Amanita aprica is the most common mushroom in our Deschutes National forest right now. I have never seen it like this in the 27 years we have lived here. It is also fruiting in many yards in the city, so we are seeing frequent toxicity reports from animal owners, especially dogs. One man told me he collects a 5 gallon bucket of buttons every other day in LaPine by patrolling his property twice a day, trying to keep his show dogs from eating them. Last spring he nearly lost his prize dog due to these rascal fungi. The photo of the Amanitas sitting on wood is of some that fruit under my huge Ponderosa pine trees right in Bend. Note how the universal veil leaves a cottonly layer of material adhering to the cap besides the small warts. Often the apricot-yellow cap is almost entirely covered with the veil even in age. You can’t help but step on them while looking for Spring Kings! Please check your yard and property if you have dogs or young children! The only way to rid your property of them is to cut down every tree and that may not work.
“…found same ‘False Morels’ today that I cut and piled. Cheers. Gave away half the Spring Kings to other fishermen today and could of picked 50 lbs of corals… thick at S Century and upper Deschutes bridge
Central Oregon Mushroom Club sponsored a field trip to the side roads on the way to Mt.Bachelor this Saturday, May 30. The first stop was Virginia Meissner, an area heavily picked, but folks found a few bolete buttons and morels. The next area was near Edison Butte and participants all came home with Spring King buttons, some morels and even an Agaricu albolutescens! Here are photos of some of the fun thanks to Buddy Mays!
Thank you, Buddy for the photograph and for the reminder that these are NOT morels or even FALSE MORELS. Not even the same genus. Please don’t eat these, even if you have been told they are edible. Many folks have eaten these for years, but the toxin in them can build up in your systerm and cause great illness later, if not right away. The name is very deceiving because they are not excellent. Note the brainy-type head, not the ridges and pits of morels. They grow in the same habitat and at the same time of year. Beginners beware!
From Buddy: “We went to Cultus Lake on Monday and found about a dozen morels, all of them in pretty good shape considering that the forest is so dry. The campground hose told me that on Saturday and Sunday, several people had gone through the campground carrying grocery bags half filled with morels, so we may have missed the season there. I also found two spring bolete buttons, and I don’t think they have really started yet. But, the trillium are in full bloom. I hope some of you had better luck.”
From Buddy: “I found the strangest, largest morel today up around Meissner Snow Park that I’ve ever found. When I got it home I put it on our postal scale and it weighed six ounces.The first picture is when it came out of the ground, and the other is after I cut in half. It reminded me of someone’s brain……. Has the east side of the Cades been irradiated by aliens? Anyone have any suggestions as to why it looked like that?”
Ron and I and a couple friends headed to Green Ridge yesterday, Sunday. We found maybe a dozen morels near the top of the ridge (4500-4900 ft.) and most were good size (3″) and in good shape. Ron found 2 fresh small Spring Kings, but little else. Our friends found fewer morels but a couple of them were large beautiful blondes in perfect shape. I was surprised how few people we saw up hunting. I think the commercial folks have all moved on to fungier pastures.

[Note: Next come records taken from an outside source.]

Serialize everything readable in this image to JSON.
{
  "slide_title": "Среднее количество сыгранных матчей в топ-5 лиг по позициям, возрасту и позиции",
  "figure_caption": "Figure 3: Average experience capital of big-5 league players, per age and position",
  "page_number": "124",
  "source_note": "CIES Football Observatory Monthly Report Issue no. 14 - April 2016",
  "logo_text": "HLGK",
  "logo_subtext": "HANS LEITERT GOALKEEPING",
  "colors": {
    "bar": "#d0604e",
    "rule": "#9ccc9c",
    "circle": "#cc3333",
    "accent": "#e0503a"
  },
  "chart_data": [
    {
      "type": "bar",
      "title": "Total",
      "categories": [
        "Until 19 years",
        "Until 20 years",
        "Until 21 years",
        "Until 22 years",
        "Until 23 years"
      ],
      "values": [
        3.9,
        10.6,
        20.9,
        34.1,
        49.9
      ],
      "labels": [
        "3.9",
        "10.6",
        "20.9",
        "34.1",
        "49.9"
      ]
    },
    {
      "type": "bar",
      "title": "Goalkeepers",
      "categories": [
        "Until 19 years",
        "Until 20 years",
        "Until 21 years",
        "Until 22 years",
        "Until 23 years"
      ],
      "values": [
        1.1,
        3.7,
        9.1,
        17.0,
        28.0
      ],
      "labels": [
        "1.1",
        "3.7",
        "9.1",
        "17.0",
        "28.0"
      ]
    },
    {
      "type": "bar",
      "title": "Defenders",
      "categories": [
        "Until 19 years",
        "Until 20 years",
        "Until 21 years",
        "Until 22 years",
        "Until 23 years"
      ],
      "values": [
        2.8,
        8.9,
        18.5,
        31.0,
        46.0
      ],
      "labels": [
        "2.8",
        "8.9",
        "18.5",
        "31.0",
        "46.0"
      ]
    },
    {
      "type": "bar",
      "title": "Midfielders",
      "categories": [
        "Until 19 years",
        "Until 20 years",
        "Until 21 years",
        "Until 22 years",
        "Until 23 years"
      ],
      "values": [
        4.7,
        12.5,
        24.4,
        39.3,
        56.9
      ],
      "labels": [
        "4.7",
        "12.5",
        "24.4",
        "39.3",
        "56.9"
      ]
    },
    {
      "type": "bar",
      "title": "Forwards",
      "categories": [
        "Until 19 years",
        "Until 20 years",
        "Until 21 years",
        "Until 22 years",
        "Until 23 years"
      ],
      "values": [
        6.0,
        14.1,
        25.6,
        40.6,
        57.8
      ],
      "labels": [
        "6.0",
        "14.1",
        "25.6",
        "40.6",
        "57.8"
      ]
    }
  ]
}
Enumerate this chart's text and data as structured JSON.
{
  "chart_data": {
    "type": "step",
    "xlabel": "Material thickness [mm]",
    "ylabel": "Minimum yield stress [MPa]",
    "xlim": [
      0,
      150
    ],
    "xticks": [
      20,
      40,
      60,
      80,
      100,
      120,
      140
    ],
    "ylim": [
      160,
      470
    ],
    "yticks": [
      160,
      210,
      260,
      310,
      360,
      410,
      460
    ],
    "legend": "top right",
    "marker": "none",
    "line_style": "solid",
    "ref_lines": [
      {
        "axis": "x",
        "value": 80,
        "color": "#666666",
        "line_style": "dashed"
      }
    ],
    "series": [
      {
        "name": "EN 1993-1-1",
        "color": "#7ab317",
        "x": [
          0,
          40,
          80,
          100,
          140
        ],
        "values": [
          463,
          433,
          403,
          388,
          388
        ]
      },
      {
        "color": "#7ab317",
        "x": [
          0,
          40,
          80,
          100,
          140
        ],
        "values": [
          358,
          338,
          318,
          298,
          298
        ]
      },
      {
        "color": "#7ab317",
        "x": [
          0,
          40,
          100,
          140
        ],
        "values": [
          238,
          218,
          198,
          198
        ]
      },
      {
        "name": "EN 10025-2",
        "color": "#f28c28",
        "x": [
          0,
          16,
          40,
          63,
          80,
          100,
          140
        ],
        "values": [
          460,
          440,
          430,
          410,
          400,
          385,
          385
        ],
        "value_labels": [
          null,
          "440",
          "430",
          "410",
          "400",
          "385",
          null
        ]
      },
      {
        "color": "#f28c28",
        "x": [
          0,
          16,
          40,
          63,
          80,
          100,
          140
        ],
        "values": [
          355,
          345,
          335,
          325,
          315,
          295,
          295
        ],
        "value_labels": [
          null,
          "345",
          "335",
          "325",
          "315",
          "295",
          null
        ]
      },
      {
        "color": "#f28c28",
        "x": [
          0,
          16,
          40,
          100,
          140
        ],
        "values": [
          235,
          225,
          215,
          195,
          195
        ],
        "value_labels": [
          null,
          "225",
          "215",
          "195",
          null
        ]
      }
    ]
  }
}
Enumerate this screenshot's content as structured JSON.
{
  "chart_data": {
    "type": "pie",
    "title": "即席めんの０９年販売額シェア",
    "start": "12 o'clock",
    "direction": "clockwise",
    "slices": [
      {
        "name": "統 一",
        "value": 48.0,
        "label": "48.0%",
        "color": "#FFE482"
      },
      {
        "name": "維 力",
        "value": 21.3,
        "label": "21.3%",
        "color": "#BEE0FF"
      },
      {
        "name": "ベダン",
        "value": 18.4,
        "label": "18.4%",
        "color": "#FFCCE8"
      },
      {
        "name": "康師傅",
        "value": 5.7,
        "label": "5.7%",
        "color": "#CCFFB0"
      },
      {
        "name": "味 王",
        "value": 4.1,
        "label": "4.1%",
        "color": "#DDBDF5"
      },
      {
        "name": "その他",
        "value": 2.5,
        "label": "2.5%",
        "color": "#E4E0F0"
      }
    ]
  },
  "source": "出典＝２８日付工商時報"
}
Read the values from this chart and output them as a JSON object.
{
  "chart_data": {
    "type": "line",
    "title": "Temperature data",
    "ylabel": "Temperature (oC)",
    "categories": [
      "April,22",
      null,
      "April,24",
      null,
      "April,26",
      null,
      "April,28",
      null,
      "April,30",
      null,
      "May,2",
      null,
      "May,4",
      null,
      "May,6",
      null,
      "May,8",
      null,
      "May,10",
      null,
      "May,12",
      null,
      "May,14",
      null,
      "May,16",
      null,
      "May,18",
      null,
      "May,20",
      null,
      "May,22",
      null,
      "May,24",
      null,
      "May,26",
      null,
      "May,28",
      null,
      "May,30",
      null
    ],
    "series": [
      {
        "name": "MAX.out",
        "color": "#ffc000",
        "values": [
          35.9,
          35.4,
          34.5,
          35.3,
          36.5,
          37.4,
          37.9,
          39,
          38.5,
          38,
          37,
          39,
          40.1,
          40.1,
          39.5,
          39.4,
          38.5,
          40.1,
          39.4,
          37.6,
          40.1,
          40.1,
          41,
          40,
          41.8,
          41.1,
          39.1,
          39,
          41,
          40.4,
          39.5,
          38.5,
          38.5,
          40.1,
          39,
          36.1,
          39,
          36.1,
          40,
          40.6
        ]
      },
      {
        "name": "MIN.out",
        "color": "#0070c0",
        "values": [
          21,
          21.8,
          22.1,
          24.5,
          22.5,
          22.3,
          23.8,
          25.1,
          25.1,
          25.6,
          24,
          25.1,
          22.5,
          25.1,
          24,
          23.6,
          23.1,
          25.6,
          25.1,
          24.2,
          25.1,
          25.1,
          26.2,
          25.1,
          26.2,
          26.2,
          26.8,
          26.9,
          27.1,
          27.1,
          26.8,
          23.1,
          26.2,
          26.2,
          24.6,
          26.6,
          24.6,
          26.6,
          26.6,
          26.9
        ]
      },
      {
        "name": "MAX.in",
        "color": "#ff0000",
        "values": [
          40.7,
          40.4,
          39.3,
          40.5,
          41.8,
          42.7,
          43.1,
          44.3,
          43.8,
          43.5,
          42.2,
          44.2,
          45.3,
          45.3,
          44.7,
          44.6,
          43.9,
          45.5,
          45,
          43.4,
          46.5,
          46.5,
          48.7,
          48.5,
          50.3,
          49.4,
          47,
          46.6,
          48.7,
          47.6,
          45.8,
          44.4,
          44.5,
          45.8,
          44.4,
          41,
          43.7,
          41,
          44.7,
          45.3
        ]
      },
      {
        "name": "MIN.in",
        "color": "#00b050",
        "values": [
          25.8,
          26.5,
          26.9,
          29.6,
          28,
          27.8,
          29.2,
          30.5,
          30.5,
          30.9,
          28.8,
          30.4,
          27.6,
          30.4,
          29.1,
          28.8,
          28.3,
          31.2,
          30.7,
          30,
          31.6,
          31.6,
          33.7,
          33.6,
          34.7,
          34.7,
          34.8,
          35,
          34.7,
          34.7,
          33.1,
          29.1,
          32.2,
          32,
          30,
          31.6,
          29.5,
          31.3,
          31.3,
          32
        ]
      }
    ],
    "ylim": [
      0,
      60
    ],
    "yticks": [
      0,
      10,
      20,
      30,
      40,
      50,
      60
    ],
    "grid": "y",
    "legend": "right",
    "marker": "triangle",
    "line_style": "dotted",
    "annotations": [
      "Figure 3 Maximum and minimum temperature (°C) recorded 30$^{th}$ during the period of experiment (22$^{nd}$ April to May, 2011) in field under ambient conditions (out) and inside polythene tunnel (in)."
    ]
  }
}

The Portland group, OMS, was up there this weekend (I thought it was last weekend) and I heard they had many beginners who were delighted to find their first morels and boletes. No huge stashes, though one woman had 100 morels. I got a chance to chat a little with Dr. Beug and buy his new book on Ascomycetes of North America. Beautiful photos. If the rain continues, anything can happen.
“I went out for about two hours this morning and found these beautiful, large, morels on the side roads around Meissner Snow Park on the Cascades Lake Highway. The park itself has been pretty well picked over (although I met a lady that had just found the most perfect King Bolete I have ever seen) but if you stay in the spruce/fir/pine along the little side roads, there are lots of mushrooms. Most of the ones I found are in open areas, away from the trees, where there aren’t large collections of pine needles. They aren’t everywhere but if you find one, there are usually a lot more nearby. And they are big….really big.”
If you keep going on Rd 41 and head to the areas that have white fir, you might get lucky like my good friend Joanne. I, unfortunately, found nothing edible! This area gets picked frequently but we decided that they can’t get them all! 4600 ft. Thursday, May 14.
“..the big morels are beginning to pop in the Ochocos. This is about half of what we found in an hour’s gathering. They are in the spruce/fir/pine mix, and mainly on the sunny open hillsides away from the trees.”